# Shallow well pump troubleshoot



## chicken steve (Mar 22, 2011)

suckin' mud....it happens.....~CS~


----------



## HackWork (Oct 2, 2009)

Are you back to contracting? I remember you getting a full time job a while back. I thought you gave the contracting thing up.


----------



## MTW (Aug 28, 2013)

HackWork said:


> Are you back to contracting? I remember you getting a full time job a while back. I thought you gave the contracting thing up.


I quit that job a year ago. I'm doing a mix right now, subbing for an EC and some small jobs.


----------



## wildleg (Apr 12, 2009)

if this type








of pressure switch can get clogged in the small tube or in the diaphragm portion from ice, fine dirt, and iron filings. remove switch and clear the tube and disconnect rubber diaphragm and clean out or replace (cheapest since they are only 20 bucks)

if he's really banging on just the motor then just ignore my post, sounds like you nailed it


----------



## HackWork (Oct 2, 2009)

MTW said:


> I quit that job a year ago. I'm doing a mix right now, subbing for an EC and some small jobs.


Pics of your service van.


----------



## MTW (Aug 28, 2013)

HackWork said:


> Pics of your service van.


They're on iphoto, I'd have to upload them to a hosting site. Too much work. :laughing:


----------



## Chris1971 (Dec 27, 2010)

Capacitor?


----------



## MTW (Aug 28, 2013)

Chris1971 said:


> Capacitor?


I thought of that, but didn't seem to fit in with the scenario described to me.


----------



## sbrn33 (Mar 15, 2007)

I do a ton of work on sand points. Most are pretty easy. A guy like you should be able to handle this fast, are you trying to get the "electrician of the week"?


----------



## sbrn33 (Mar 15, 2007)

MTW said:


> I thought of that, but didn't seem to fit in with the scenario* described* to me.
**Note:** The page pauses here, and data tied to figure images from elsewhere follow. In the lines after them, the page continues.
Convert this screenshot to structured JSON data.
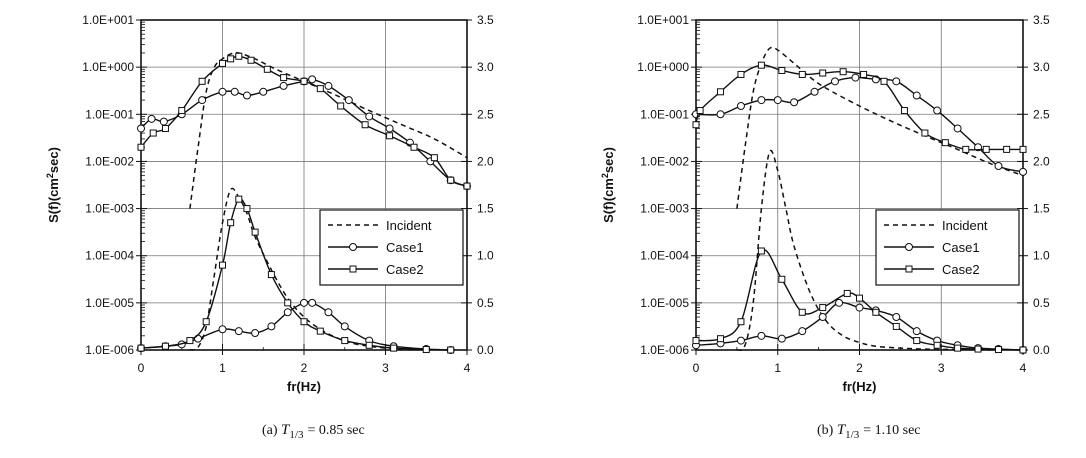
{
  "chart_data": [
    {
      "type": "line",
      "panel_label": "(a)",
      "caption_symbol": "T",
      "caption_subscript": "1/3",
      "caption_value": "= 0.85 sec",
      "xlabel": "fr(Hz)",
      "ylabel_left": "S(f)(cm²sec)",
      "ylabel_left_base": "S(f)(cm",
      "ylabel_left_sup": "2",
      "ylabel_left_tail": "sec)",
      "xlim": [
        0,
        4
      ],
      "xticks": [
        "0",
        "1",
        "2",
        "3",
        "4"
      ],
      "ylim_left": [
        1e-06,
        10
      ],
      "yscale_left": "log",
      "yticks_left": [
        "1.0E-006",
        "1.0E-005",
        "1.0E-004",
        "1.0E-003",
        "1.0E-002",
        "1.0E-001",
        "1.0E+000",
        "1.0E+001"
      ],
      "ylim_right": [
        0,
        3.5
      ],
      "yticks_right": [
        "0.0",
        "0.5",
        "1.0",
        "1.5",
        "2.0",
        "2.5",
        "3.0",
        "3.5"
      ],
      "grid": true,
      "legend_position": "lower-right",
      "legend": [
        "Incident",
        "Case1",
        "Case2"
      ],
      "series_log": [
        {
          "name": "Incident",
          "style": "dashed",
          "marker": "none",
          "x": [
            0.6,
            0.7,
            0.8,
            0.9,
            1.0,
            1.1,
            1.2,
            1.4,
            1.6,
            1.8,
            2.0,
            2.4,
            2.8,
            3.2,
            3.6,
            4.0
          ],
          "y": [
            0.001,
            0.02,
            0.3,
            1.0,
            1.5,
            1.9,
            2.0,
            1.5,
            1.0,
            0.7,
            0.5,
            0.25,
            0.12,
            0.06,
            0.03,
            0.012
          ]
        },
        {
          "name": "Case1",
          "style": "solid",
          "marker": "circle",
          "x": [
            0.0,
            0.13,
            0.28,
            0.5,
            0.75,
            1.0,
            1.15,
            1.3,
            1.5,
            1.75,
            2.0,
            2.1,
            2.3,
            2.55,
            2.8,
            3.05,
            3.3,
            3.55,
            3.8,
            4.0
          ],
          "y": [
            0.05,
            0.08,
            0.07,
            0.1,
            0.2,
            0.3,
            0.3,
            0.25,
            0.3,
            0.4,
            0.5,
            0.55,
            0.4,
            0.2,
            0.09,
            0.05,
            0.025,
            0.01,
            0.004,
            0.003
          ]
        },
        {
          "name": "Case2",
          "style": "solid",
          "marker": "square",
          "x": [
            0.0,
            0.15,
            0.3,
            0.5,
            0.75,
            1.0,
            1.1,
            1.2,
            1.35,
            1.55,
            1.75,
            2.0,
            2.2,
            2.45,
            2.75,
            3.05,
            3.35,
            3.6,
            3.8,
            4.0
          ],
          "y": [
            0.02,
            0.04,
            0.05,
            0.12,
            0.5,
            1.2,
            1.5,
            1.7,
            1.4,
            0.9,
            0.6,
            0.5,
            0.35,
            0.15,
            0.06,
            0.035,
            0.02,
            0.012,
            0.004,
            0.003
          ]
        }
      ],
      "series_linear": [
        {
          "name": "Incident",
          "style": "dashed",
          "marker": "none",
          "x": [
            0.6,
            0.7,
            0.8,
            0.9,
            1.0,
            1.1,
            1.2,
            1.3,
            1.4,
            1.6,
            1.8,
            2.0,
            2.2,
            2.4,
            2.6,
            2.8,
            3.0,
            3.2,
            3.5
          ],
          "y": [
            0.0,
            0.03,
            0.25,
            0.8,
            1.35,
            1.7,
            1.62,
            1.45,
            1.2,
            0.85,
            0.55,
            0.35,
            0.22,
            0.13,
            0.07,
            0.04,
            0.02,
            0.01,
            0.0
          ]
        },
        {
          "name": "Case1",
          "style": "solid",
          "marker": "circle",
          "x": [
            0.0,
            0.3,
            0.5,
            0.7,
            1.0,
            1.2,
            1.4,
            1.6,
            1.8,
            2.0,
            2.1,
            2.3,
            2.5,
            2.8,
            3.1,
            3.5,
            3.8
          ],
          "y": [
            0.02,
            0.04,
            0.06,
            0.12,
            0.22,
            0.2,
            0.18,
            0.25,
            0.4,
            0.5,
            0.5,
            0.4,
            0.25,
            0.1,
            0.04,
            0.01,
            0.0
          ]
        },
        {
          "name": "Case2",
          "style": "solid",
          "marker": "square",
          "x": [
            0.0,
            0.3,
            0.6,
            0.8,
            1.0,
            1.1,
            1.2,
            1.3,
            1.4,
            1.6,
            1.8,
            2.0,
            2.2,
            2.5,
            2.8,
            3.1,
            3.5,
            3.8
          ],
          "y": [
            0.02,
            0.04,
            0.1,
            0.3,
            0.9,
            1.35,
            1.6,
            1.5,
            1.25,
            0.8,
            0.5,
            0.3,
            0.2,
            0.1,
            0.05,
            0.02,
            0.005,
            0.0
          ]
        }
      ]
    },
    {
      "type": "line",
      "panel_label": "(b)",
      "caption_symbol": "T",
      "caption_subscript": "1/3",
      "caption_value": "= 1.10 sec",
      "xlabel": "fr(Hz)",
      "ylabel_left": "S(f)(cm²sec)",
      "ylabel_left_base": "S(f)(cm",
      "ylabel_left_sup": "2",
      "ylabel_left_tail": "sec)",
      "xlim": [
        0,
        4
      ],
      "xticks": [
        "0",
        "1",
        "2",
        "3",
        "4"
      ],
      "ylim_left": [
        1e-06,
        10
      ],
      "yscale_left": "log",
      "yticks_left": [
        "1.0E-006",
        "1.0E-005",
        "1.0E-004",
        "1.0E-003",
        "1.0E-002",
        "1.0E-001",
        "1.0E+000",
        "1.0E+001"
      ],
      "ylim_right": [
        0,
        3.5
      ],
      "yticks_right": [
        "0.0",
        "0.5",
        "1.0",
        "1.5",
        "2.0",
        "2.5",
        "3.0",
        "3.5"
      ],
      "grid": true,
      "legend_position": "lower-right",
      "legend": [
        "Incident",
        "Case1",
        "Case2"
      ],
      "series_log": [
        {
          "name": "Incident",
          "style": "dashed",
          "marker": "none",
          "x": [
            0.5,
            0.6,
            0.7,
            0.8,
            0.9,
            1.0,
            1.2,
            1.4,
            1.6,
            2.0,
            2.4,
            2.8,
            3.2,
            3.6,
            4.0
          ],
          "y": [
            0.001,
            0.02,
            0.3,
            1.2,
            2.5,
            2.3,
            1.2,
            0.6,
            0.35,
            0.15,
            0.07,
            0.035,
            0.018,
            0.009,
            0.005
          ]
        },
        {
          "name": "Case1",
          "style": "solid",
          "marker": "circle",
          "x": [
            0.0,
            0.3,
            0.55,
            0.8,
            1.0,
            1.2,
            1.45,
            1.7,
            1.95,
            2.2,
            2.45,
            2.7,
            2.95,
            3.2,
            3.45,
            3.7,
            4.0
          ],
          "y": [
            0.1,
            0.1,
            0.15,
            0.2,
            0.2,
            0.18,
            0.3,
            0.5,
            0.6,
            0.55,
            0.5,
            0.25,
            0.12,
            0.05,
            0.02,
            0.008,
            0.006
          ]
        },
        {
          "name": "Case2",
          "style": "solid",
          "marker": "square",
          "x": [
            0.0,
            0.05,
            0.3,
            0.55,
            0.8,
            1.05,
            1.3,
            1.55,
            1.8,
            2.05,
            2.3,
            2.55,
            2.8,
            3.05,
            3.3,
            3.55,
            3.8,
            4.0
          ],
          "y": [
            0.06,
            0.12,
            0.3,
            0.7,
            1.1,
            0.85,
            0.7,
            0.75,
            0.8,
            0.7,
            0.5,
            0.12,
            0.04,
            0.025,
            0.018,
            0.018,
            0.018,
            0.018
          ]
        }
      ],
      "series_linear": [
        {
          "name": "Incident",
          "style": "dashed",
          "marker": "none",
          "x": [
            0.5,
            0.6,
            0.7,
            0.8,
            0.9,
            1.0,
            1.1,
            1.2,
            1.4,
            1.6,
            1.8,
            2.0,
            2.2,
            2.5,
            2.8,
            3.2,
            3.6
          ],
          "y": [
            0.0,
            0.05,
            0.5,
            1.5,
            2.1,
            1.9,
            1.5,
            1.1,
            0.6,
            0.3,
            0.15,
            0.08,
            0.04,
            0.02,
            0.01,
            0.005,
            0.0
          ]
        },
        {
          "name": "Case1",
          "style": "solid",
          "marker": "circle",
          "x": [
            0.0,
            0.3,
            0.55,
            0.8,
            1.05,
            1.3,
            1.55,
            1.75,
            2.0,
            2.2,
            2.45,
            2.7,
            2.95,
            3.2,
            3.45,
            3.7,
            4.0
          ],
          "y": [
            0.05,
            0.07,
            0.1,
            0.15,
            0.12,
            0.2,
            0.35,
            0.5,
            0.45,
            0.42,
            0.35,
            0.2,
            0.1,
            0.05,
            0.02,
            0.01,
            0.0
          ]
        },
        {
          "name": "Case2",
          "style": "solid",
          "marker": "square",
          "x": [
            0.0,
            0.3,
            0.55,
            0.8,
            1.05,
            1.3,
            1.55,
            1.85,
            2.0,
            2.2,
            2.45,
            2.7,
            2.95,
            3.2,
            3.45,
            3.7,
            4.0
          ],
          "y": [
            0.1,
            0.12,
            0.3,
            1.05,
            0.75,
            0.4,
            0.45,
            0.6,
            0.55,
            0.4,
            0.25,
            0.1,
            0.05,
            0.02,
            0.01,
            0.005,
            0.0
          ]
        }
      ]
    }
  ]
}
Described? Are you not on site?


----------



## McClary’s Electrical (Feb 21, 2009)

Chris1971 said:


> Capacitor?


Beating on a capicator helps?


----------



## NacBooster29 (Oct 25, 2010)

wildleg said:


> if this type
> of pressure switch can get clogged in the small tube or in the diaphragm portion from ice, fine dirt, and iron filings. remove switch and clear the tube and disconnect rubber diaphragm and clean out or replace (cheapest since they are only 20 bucks)
> 
> if he's really banging on just the motor then just ignore my post, sounds like you nailed it


^^^^ this . Happens periodicly to my own house. Most likely there is no bypass valve from the pump head to the pressure switch. So be prepared to plug the tube. Use a golf tee. It's the perfect plug. 
Also maybe pick up the valve to bypass the pressure switch, for cleaning purposes. It comes in handy, as the well maintains the suction and will come out of that tube like a gueyser.


----------



## Chris1971 (Dec 27, 2010)

mcclary's electrical said:


> Beating on a capicator helps?


Good point.


----------



## JRaef (Mar 23, 2009)

Could be that if the pressure switch is mounted right to the pump motor, as they often are, he is banging on the motor, but it's the vibration of that which is freeing up the pressure switch.

If it were the centrifugal switch contacts sticking in the motor, it would be humming but not starting, and eventually would trip off on over temperature.


----------



## Jlarson (Jun 28, 2009)

Those square d switches suck.


----------



## backstay (Feb 3, 2011)

Chris1971 said:


> Capacitor?


That picture is so you!


----------



## macmikeman (Jan 23, 2007)

MTW said:


> They're on iphoto, I'd have to upload them to a hosting site. Too much work. :laughing:


Make an album of your useless stuff right here at your profile page. I have several albums of my useless stuff......:thumbsup:


----------



## iamthor2 (Dec 9, 2014)

Ask your customer what's changed. Has he raised his storage tank, put in pipe work to a higher elevation or has it ever worked correctly. These things will raise the static head pressure so the cut in pressure is at this giggle point and u tap it to get it over the line. Maybe only need to adj pressure sw to suit the setup


----------



## MTW (Aug 28, 2013)

iamthor2 said:


> Ask your customer what's changed. Has he raised his storage tank, put in pipe work to a higher elevation or has it ever worked correctly. These things will raise the static head pressure so the cut in pressure is at this giggle point and u tap it to get it over the line. Maybe only need to adj pressure sw to suit the setup


Nothing has changed since the pump was installed 15+ years ago. Apparently the pump is working fine again so I'm 99% certain it's a pressure switch issue now.


----------